Shortly - it allows you to generate embeddings using a configurable adapters and use them to compare against the ones stored in your database.

Supported adapters (for now):

- `Torus.Embeddings.OpenAI` - uses OpenAI's API to generate embeddings.

- `Torus.Embeddings.HuggingFace` - uses HuggingFace's API to generate embeddings.

- `Torus.Embeddings.LocalNxServing` - generate embeddings on your local machine using a variety of models available on Hugging Face

- `Torus.Embeddings.PostgresML` - uses PostgreSQL [PostgresML extension](https://PostgresML.org/docs) to generate embeddings

- `Torus.Embeddings.Batcher` - a long‑running **GenServer** that collects individual embedding calls, groups them into a single batch, and forwards the batch to the configured `embedding_module` (any from the above or your custom one).

- `Torus.Embeddings.NebulexCache` - a wrapper around [Nebulex](https://hexdocs.pm/nebulex/readme.html) cache, allowing you to cache the embedding calls in memory, so you save the resources/cost of calling the embedding module multiple times for the same input.

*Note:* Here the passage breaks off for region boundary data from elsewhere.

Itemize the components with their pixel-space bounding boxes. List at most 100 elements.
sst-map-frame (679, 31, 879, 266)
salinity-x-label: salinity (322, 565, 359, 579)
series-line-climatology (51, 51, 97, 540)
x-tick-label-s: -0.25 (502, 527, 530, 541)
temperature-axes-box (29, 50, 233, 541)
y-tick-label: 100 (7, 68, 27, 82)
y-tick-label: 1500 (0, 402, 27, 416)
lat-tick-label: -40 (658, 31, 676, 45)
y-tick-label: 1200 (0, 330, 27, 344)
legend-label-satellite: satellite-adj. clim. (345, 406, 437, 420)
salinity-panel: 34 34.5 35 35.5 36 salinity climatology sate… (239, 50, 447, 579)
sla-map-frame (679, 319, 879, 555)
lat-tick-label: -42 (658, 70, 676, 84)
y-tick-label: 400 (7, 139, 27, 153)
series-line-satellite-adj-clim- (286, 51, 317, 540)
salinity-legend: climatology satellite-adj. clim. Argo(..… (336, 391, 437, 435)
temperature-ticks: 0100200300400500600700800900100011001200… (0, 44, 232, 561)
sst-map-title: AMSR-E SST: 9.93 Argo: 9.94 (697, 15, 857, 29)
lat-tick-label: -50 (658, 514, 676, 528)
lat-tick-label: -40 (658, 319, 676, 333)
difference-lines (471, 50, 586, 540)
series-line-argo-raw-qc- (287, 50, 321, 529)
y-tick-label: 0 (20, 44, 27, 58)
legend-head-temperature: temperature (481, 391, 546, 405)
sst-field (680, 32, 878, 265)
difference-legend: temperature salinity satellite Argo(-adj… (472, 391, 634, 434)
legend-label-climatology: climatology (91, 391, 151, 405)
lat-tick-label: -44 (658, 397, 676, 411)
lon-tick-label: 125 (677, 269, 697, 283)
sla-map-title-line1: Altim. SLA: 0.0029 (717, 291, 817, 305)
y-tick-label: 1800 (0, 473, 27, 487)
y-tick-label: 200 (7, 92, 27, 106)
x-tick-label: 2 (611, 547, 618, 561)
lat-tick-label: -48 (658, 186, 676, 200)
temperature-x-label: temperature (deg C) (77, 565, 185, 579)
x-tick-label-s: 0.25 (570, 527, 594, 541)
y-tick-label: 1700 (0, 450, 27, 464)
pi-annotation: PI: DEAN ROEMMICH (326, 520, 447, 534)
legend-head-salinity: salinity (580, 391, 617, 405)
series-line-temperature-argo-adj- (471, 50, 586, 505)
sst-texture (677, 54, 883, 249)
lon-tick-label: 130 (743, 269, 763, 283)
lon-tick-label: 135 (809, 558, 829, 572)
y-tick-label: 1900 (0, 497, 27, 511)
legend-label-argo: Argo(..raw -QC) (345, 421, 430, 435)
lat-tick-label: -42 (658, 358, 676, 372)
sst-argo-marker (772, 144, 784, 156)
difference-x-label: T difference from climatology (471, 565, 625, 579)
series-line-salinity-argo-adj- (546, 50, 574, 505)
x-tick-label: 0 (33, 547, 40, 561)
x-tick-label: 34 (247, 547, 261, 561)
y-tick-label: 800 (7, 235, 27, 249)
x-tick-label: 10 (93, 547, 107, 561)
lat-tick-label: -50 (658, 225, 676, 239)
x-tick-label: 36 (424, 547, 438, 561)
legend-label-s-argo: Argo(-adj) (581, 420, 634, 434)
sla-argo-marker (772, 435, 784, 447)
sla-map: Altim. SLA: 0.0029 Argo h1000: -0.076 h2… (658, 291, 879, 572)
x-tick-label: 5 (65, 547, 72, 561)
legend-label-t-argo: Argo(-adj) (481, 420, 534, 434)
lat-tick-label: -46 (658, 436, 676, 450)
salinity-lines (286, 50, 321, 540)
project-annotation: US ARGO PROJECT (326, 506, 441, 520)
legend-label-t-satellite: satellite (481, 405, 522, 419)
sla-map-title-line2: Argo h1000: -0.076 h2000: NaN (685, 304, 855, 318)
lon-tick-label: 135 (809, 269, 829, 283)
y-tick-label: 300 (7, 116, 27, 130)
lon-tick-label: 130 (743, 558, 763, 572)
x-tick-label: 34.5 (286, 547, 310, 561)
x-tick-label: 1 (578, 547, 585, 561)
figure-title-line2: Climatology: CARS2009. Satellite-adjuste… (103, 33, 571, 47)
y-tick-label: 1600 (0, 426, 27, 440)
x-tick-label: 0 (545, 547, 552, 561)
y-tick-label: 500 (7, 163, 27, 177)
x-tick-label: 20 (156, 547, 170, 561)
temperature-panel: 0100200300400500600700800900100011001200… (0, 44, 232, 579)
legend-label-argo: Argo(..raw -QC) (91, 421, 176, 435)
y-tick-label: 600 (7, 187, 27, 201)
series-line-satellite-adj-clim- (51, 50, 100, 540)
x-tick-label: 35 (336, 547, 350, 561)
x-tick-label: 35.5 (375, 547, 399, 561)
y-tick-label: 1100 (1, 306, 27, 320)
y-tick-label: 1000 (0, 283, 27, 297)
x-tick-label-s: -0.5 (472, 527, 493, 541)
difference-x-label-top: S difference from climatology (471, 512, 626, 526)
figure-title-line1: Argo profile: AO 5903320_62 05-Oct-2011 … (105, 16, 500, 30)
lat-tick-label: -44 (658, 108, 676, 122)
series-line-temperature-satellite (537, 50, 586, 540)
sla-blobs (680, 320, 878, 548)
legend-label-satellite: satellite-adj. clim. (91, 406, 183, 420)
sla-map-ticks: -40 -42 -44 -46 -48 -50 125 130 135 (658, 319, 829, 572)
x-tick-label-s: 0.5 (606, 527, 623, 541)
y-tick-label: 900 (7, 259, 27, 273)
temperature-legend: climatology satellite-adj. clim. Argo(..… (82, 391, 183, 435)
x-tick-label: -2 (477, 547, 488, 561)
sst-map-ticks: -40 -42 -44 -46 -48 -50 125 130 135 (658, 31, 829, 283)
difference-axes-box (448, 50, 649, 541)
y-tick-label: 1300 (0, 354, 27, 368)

And you can easily create your own adapter by implementing the `Torus.Embedding` behaviour.

# v0.3.0

## Breaking changes:

- `full_text_dynamic/5` is renamed to `full_text/5` and now supports stored columns.
- `similarity/5` - `limit` option is removed, use Ecto's `limit/2` instead.
- `full_text/5` - `:concat` option is renamed to `:coalesce`.

## Improvements:

- `full_text/5` now supports stored `tsvector` columns.
- `Torus.QueryInspector.substituted_sql/3` now correctly handles arrays substitutions.
- Docs are extended to guide through the performance and relevance.

And other minor performance/clearance improvements.

# v0.2.2

- `full_text_dynamic/5`: Replaced `:nullable_columns` with `:concat` option
- `similarity/5`: Fixed a bug where you weren't able to pass variable as a term
- `Torus.QueryInspector`: now is not tied with `Torus.Testing` and serves as a separate standalone module.

And other minor performance/clearance improvements.

# v0.2.1

`similarity/5` search is now fully tested and customizable. `full_text_dynamic/5` is up next.

# Changelog for Torus v0.2.0

Torus now supports full text search, ilike, and similarity search.